After weeks of negotiations, California raisin growers and the industry’s packers have agreed on a price for the 2014 crop: $1,775 a ton, an increase of 7.5% over the previous year.
Raisin Bargaining Association officials were pushing for a higher price, given that the size of this year’s crop is expected to be smaller. Some farmers have estimated the state’s raisin crop may be off by 10% to 40%. But working against them was a bumper raisin crop from their chief foreign competitor, Turkey.
“The RBA Board of Directors made a difficult decision to compromise at the $1,775 per ton price to give our packers as much opportunity to turn around a very weak export market condition that is being driven by a large and questionable quality Turkish sultana crop harvested this year,” said Glen Goto, president of the RBA.
Several raisin farmers said Tuesday that they were somewhat satisified with the price that at least was more than the $1,650 a ton growers received last year.
“A lot of us were shooting for $1,850, but we think the price is a good compromise,” said Michael Kazarian, who farms in the Fowler area. “It could have been a lot less.”
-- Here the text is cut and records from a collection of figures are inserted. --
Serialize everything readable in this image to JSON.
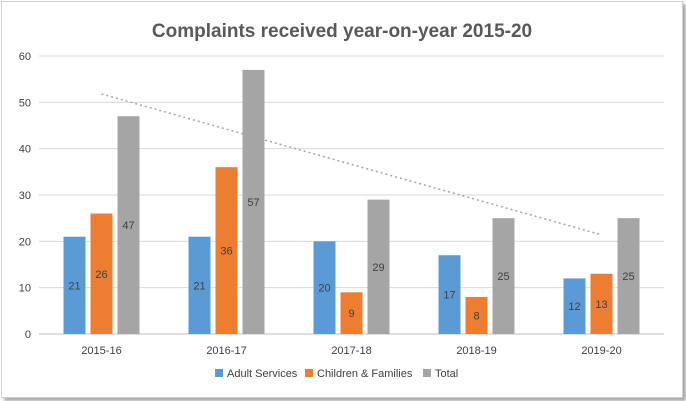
{
  "chart_data": {
    "type": "bar",
    "title": "Complaints received year-on-year 2015-20",
    "categories": [
      "2015-16",
      "2016-17",
      "2017-18",
      "2018-19",
      "2019-20"
    ],
    "series": [
      {
        "name": "Adult Services",
        "values": [
          21,
          21,
          20,
          17,
          12
        ],
        "color": "#5b9bd5"
      },
      {
        "name": "Children & Families",
        "values": [
          26,
          36,
          9,
          8,
          13
        ],
        "color": "#ed7d31"
      },
      {
        "name": "Total",
        "values": [
          47,
          57,
          29,
          25,
          25
        ],
        "color": "#a5a5a5"
      }
    ],
    "ylim": [
      0,
      60
    ],
    "yticks": [
      0,
      10,
      20,
      30,
      40,
      50,
      60
    ],
    "xlabel": "",
    "ylabel": "",
    "grid": true,
    "legend_position": "bottom",
    "data_labels": true,
    "trendline": {
      "series": "Total",
      "type": "linear",
      "style": "dotted",
      "color": "#a5a5a5"
    }
  }
}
Although the raisin packers and the Raisin Bargaining Association negotiate a price for the crop every year, this year the two sides struggled to come to agreement. To add pressure to the packers, the bargaining association urged all growers to withhold delivering their raisins until a price was set. The tactic, however, didn’t have as strong an impact as the association wanted.
Many independent growers, or those not belonging to the association, delivered their raisins to the packing houses. The RBA represents about one third of the industry’s growers. The other two-thirds of the industry is made up of independent packers and Sun-Maid Growers, a raisin cooperative.
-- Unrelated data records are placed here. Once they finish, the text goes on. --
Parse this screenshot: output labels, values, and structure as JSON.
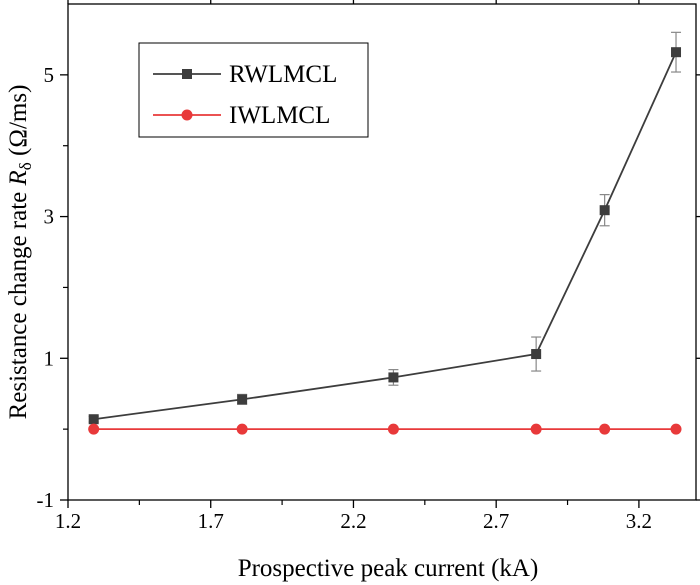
{
  "chart_data": {
    "type": "line",
    "xlabel": "Prospective peak current (kA)",
    "ylabel": {
      "prefix": "Resistance change rate ",
      "symbol": "R",
      "subscript": "δ",
      "unit": " (Ω/ms)"
    },
    "xlim": [
      1.2,
      3.4
    ],
    "ylim": [
      -1,
      6
    ],
    "xticks": [
      1.2,
      1.7,
      2.2,
      2.7,
      3.2
    ],
    "xtick_labels": [
      "1.2",
      "1.7",
      "2.2",
      "2.7",
      "3.2"
    ],
    "yticks": [
      -1,
      1,
      3,
      5
    ],
    "ytick_labels": [
      "-1",
      "1",
      "3",
      "5"
    ],
    "legend_position": "top-left",
    "series": [
      {
        "name": "RWLMCL",
        "color": "#3d3d3d",
        "marker": "square",
        "x": [
          1.29,
          1.81,
          2.34,
          2.84,
          3.08,
          3.33
        ],
        "y": [
          0.14,
          0.42,
          0.73,
          1.06,
          3.09,
          5.32
        ],
        "error": [
          0.04,
          0.07,
          0.11,
          0.24,
          0.22,
          0.28
        ]
      },
      {
        "name": "IWLMCL",
        "color": "#e8393a",
        "marker": "circle",
        "x": [
          1.29,
          1.81,
          2.34,
          2.84,
          3.08,
          3.33
        ],
        "y": [
          0.0,
          0.0,
          0.0,
          0.0,
          0.0,
          0.0
        ]
      }
    ]
  }
}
“Without a unified grower group, the guys delivering to the packers undermined our efforts to get a higher price,” Kazarian said.
Raisin grower Harvey Singh said that while he too, was hoping for a higher price, he at least hopes that the price gets buyers interested in this year’s crop. And he doubts that the price will stop growers from leaving the industry to farm higher-value crops.
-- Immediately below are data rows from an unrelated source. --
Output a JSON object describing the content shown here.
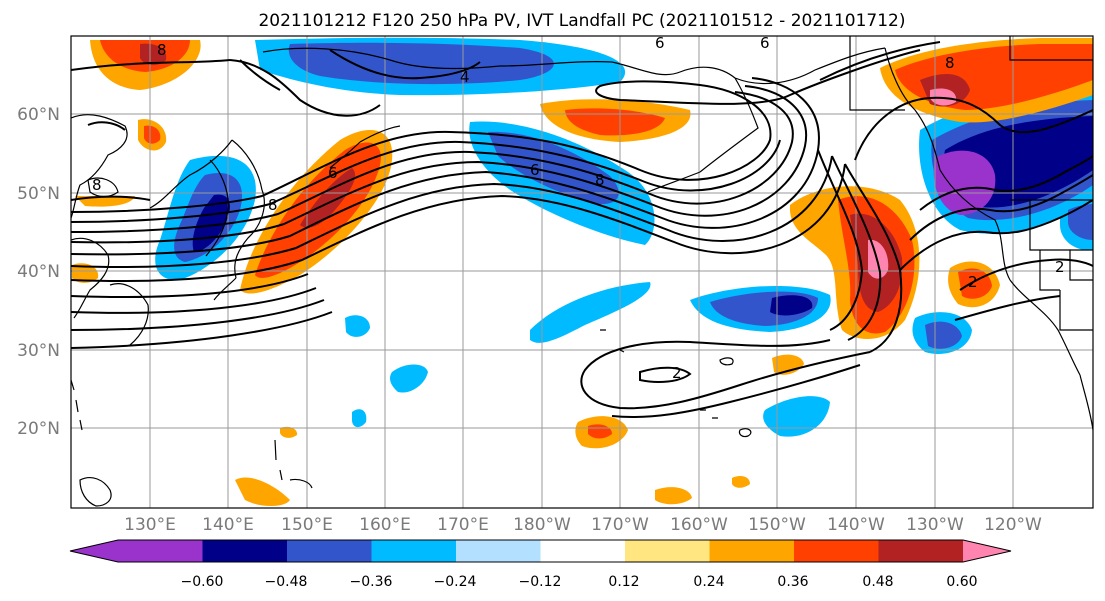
{
  "title": "2021101212 F120 250 hPa PV, IVT Landfall PC (2021101512 - 2021101712)",
  "lat_labels": [
    "60°N",
    "50°N",
    "40°N",
    "30°N",
    "20°N"
  ],
  "lon_labels": [
    "130°E",
    "140°E",
    "150°E",
    "160°E",
    "170°E",
    "180°W",
    "170°W",
    "160°W",
    "150°W",
    "140°W",
    "130°W",
    "120°W"
  ],
  "colorbar": {
    "ticks": [
      "−0.60",
      "−0.48",
      "−0.36",
      "−0.24",
      "−0.12",
      "0.12",
      "0.24",
      "0.36",
      "0.48",
      "0.60"
    ],
    "colors": [
      "#9933cc",
      "#000088",
      "#3355cc",
      "#00bbff",
      "#b3e0ff",
      "#ffffff",
      "#ffe680",
      "#ffa500",
      "#ff4000",
      "#b22222",
      "#ff85b0"
    ],
    "extend": "both"
  },
  "contour_labels": [
    "8",
    "4",
    "6",
    "8",
    "6",
    "8",
    "8",
    "6",
    "2",
    "2",
    "2",
    "8",
    "6"
  ]
}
Singh, whose family has been farming raisins for 45 years, said he too will replant a portion of his raisin ranch with almonds and citrus. His raisin acres in Fowler will remain.
“We make good raisins in Fowler and we will continue that,” Singh said. “But it is time to diversify, there are other crops out there that are also making money, like nuts and citrus.”
As part of the price agreement with the raisin industry packers, growers will be paid in three installments as they were last year.